Inoltre, “il ragionamento parte dal presupposto che un’autorità indipendente quale la Consob è attributaria di ampi poteri, caratterizzati da un grado di discrezionalità (sia essa amministrativa o tecnica) piuttosto elevato e che ciò impone il conferimento dei poteri medesimi a mezzo di disposizioni normative non formulate con un grado di eccessivo dettaglio “.

Questa ampiezza di poteri, “determina in sé quella che il giudice amministrativo ha definito una ‘dequotazione’ del principio di legalità sostanziale. Quest’ultimo, cioè, benché parzialmente vulnerato, non viene del tutto pretermesso: lo specifico potere implicito individuato viene ritenuto legittimo e ammissibile in quanto elemento e condizione di effettività dell’esercizio di una funzione espressamente attribuita, a sua volta strumentale al conseguimento delle finalità individuate dalla legge. Ed allora, ad avviso del Consiglio di Stato, a fronte di tale ‘dequotazione’, occorreva fare applicazione delle garanzie relative alla consultazione pubblica ed alla partecipazione al procedimento previste in via generale e idonee, nello specifico, a compensare quel vulnus al principio di legalità sostanziale sopra evidenziato”.

Da tutto ciò ne consegue, scrive la Cassazione, che “il ricorso deve essere dichiarato inammissibile”.

Vivendi ha “le mani libere” è più libera nel Cda di Tim

Ma questo che vuol dire per i francesi? Vivendi ora è più libera nel Cda di Tim. Una mossa che appare ulteriormente rafforzata dall’uscita di Arnaud de Puyfontaine dal board.

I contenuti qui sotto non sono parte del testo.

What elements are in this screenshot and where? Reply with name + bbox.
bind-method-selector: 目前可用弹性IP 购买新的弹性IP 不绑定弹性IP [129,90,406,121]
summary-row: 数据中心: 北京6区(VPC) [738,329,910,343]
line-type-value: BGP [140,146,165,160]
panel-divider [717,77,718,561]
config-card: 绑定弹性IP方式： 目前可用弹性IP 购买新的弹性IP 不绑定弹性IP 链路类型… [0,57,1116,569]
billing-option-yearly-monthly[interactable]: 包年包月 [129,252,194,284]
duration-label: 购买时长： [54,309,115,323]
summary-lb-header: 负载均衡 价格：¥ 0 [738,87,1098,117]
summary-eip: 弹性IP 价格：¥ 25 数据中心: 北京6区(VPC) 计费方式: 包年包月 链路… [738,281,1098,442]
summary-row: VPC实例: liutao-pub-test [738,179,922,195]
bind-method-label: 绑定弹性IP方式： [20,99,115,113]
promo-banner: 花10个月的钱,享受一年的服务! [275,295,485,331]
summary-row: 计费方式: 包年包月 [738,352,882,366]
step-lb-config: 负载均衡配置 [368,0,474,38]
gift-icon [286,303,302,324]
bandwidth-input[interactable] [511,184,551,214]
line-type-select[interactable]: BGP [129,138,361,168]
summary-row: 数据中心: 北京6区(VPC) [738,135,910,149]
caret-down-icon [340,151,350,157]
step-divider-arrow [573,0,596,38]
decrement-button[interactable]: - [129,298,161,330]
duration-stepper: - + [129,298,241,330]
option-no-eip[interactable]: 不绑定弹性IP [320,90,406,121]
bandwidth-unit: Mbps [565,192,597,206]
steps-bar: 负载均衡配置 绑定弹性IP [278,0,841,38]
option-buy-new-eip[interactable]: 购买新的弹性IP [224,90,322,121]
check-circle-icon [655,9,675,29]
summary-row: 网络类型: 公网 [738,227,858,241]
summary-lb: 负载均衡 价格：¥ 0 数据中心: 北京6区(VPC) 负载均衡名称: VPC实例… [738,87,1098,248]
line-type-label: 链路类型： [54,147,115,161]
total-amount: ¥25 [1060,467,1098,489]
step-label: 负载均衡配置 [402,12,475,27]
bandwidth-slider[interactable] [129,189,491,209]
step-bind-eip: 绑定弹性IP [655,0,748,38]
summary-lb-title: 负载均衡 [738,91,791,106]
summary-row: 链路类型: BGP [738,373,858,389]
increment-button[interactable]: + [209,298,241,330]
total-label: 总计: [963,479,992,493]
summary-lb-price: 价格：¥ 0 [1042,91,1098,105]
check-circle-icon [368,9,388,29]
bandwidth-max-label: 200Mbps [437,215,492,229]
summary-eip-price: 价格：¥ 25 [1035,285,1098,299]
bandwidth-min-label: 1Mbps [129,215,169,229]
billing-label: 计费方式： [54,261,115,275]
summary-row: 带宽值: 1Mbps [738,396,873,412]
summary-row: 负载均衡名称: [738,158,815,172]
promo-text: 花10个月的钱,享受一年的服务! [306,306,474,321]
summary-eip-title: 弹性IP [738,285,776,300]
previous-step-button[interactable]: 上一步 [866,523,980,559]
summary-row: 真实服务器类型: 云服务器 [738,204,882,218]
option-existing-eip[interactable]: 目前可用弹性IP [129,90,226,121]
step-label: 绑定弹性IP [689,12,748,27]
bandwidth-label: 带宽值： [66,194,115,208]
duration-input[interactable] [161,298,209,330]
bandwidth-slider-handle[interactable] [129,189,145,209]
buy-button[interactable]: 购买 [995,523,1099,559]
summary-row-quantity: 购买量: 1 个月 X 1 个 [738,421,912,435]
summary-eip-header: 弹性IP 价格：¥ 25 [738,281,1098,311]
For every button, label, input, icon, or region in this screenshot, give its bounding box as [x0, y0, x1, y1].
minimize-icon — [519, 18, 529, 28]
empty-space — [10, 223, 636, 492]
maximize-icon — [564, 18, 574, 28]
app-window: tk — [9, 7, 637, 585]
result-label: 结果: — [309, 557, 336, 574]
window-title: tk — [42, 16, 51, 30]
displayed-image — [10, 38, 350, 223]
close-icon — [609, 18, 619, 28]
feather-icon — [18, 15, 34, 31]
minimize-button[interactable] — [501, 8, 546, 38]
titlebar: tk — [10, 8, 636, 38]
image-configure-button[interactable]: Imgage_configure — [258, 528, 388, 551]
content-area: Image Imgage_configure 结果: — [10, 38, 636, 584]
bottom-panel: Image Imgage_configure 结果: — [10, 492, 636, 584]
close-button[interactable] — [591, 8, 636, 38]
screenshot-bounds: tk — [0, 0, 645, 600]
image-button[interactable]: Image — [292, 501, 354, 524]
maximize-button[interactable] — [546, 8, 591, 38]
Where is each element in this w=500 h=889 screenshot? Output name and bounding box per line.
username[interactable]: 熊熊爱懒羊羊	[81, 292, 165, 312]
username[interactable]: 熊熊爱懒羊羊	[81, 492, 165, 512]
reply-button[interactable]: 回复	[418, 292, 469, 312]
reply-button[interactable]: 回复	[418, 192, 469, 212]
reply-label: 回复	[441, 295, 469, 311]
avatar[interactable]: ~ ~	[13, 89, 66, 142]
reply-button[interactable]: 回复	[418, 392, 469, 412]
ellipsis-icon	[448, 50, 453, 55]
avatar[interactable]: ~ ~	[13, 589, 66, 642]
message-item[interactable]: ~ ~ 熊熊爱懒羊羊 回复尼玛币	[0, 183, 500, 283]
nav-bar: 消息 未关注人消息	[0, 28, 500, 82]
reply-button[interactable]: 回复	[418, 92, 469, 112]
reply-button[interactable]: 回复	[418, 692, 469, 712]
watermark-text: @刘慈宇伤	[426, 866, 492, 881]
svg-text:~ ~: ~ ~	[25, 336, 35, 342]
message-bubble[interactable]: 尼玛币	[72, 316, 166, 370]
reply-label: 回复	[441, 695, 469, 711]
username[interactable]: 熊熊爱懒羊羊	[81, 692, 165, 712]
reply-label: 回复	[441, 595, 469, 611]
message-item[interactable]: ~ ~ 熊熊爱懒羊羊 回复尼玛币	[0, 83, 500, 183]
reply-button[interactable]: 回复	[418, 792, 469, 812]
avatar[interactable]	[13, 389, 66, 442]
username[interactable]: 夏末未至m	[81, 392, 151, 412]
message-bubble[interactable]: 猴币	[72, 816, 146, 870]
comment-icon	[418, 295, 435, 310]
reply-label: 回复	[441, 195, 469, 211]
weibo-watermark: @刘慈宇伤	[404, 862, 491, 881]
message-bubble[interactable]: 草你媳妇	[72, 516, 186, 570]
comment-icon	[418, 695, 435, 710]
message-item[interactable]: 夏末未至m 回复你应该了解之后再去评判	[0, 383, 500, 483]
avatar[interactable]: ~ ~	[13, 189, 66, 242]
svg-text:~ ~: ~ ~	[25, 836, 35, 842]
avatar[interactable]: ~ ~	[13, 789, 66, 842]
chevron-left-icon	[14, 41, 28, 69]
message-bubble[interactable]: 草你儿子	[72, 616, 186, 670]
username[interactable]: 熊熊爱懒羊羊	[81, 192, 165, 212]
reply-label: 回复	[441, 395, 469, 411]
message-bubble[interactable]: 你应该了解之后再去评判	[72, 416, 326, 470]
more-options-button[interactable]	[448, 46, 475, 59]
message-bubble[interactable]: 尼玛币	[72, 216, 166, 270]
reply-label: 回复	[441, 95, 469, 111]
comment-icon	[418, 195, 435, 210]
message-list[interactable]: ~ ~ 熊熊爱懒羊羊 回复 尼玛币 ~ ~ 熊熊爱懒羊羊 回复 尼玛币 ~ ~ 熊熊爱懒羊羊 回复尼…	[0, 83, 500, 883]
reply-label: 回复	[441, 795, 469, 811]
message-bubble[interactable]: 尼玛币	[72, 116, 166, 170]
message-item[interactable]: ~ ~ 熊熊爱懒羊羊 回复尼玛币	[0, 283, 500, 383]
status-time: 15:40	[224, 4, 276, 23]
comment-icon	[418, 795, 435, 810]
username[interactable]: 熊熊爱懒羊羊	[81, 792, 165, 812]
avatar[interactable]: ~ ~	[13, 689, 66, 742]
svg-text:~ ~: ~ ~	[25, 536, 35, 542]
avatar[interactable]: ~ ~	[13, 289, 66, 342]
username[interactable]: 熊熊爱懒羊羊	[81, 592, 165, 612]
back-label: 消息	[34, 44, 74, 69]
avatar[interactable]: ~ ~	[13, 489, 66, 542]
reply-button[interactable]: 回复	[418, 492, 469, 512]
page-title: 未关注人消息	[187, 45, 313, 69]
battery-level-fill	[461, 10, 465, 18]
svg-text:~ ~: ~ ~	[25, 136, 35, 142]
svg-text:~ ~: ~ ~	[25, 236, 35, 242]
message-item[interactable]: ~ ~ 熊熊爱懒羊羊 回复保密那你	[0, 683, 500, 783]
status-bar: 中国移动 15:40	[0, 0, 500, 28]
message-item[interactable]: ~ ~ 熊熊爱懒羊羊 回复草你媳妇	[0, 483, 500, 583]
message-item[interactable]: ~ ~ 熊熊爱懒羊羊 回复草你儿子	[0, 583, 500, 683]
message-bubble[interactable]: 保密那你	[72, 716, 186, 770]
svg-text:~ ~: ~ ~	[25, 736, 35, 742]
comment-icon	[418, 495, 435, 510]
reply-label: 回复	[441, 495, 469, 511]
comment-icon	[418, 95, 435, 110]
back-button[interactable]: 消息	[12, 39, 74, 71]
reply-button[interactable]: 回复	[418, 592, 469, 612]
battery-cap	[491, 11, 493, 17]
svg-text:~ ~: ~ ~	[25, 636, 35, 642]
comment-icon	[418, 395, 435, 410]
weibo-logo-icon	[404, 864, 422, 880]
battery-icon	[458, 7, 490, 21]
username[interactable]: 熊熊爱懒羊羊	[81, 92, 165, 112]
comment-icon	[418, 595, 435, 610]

In particolare, nel mirino c’è il ruolo svolto dal presidente Rossi che non sarebbe considerato “sufficientemente” imparziale. Mentre Vivendi preferirebbe Massimo Sarmi come nuovo presidente che già siede nel board di Tim, essendo stato nominato a novembre al posto di Frank Cadoret che aveva rassegnato le dimissioni. Vivendi, inoltre, intende rimarcare “il ruolo di azionista di maggioranza” di Tim e fare emergere “ruoli più netti e separati” in modo che sia “più facile riuscire a confrontarsi con il governo e gli altri azionisti” della società di tlc. In particolare con Cdp e in un momento molto particolare per Tim alla luce delle trattative con il Governo per il progetto della rete pubblica.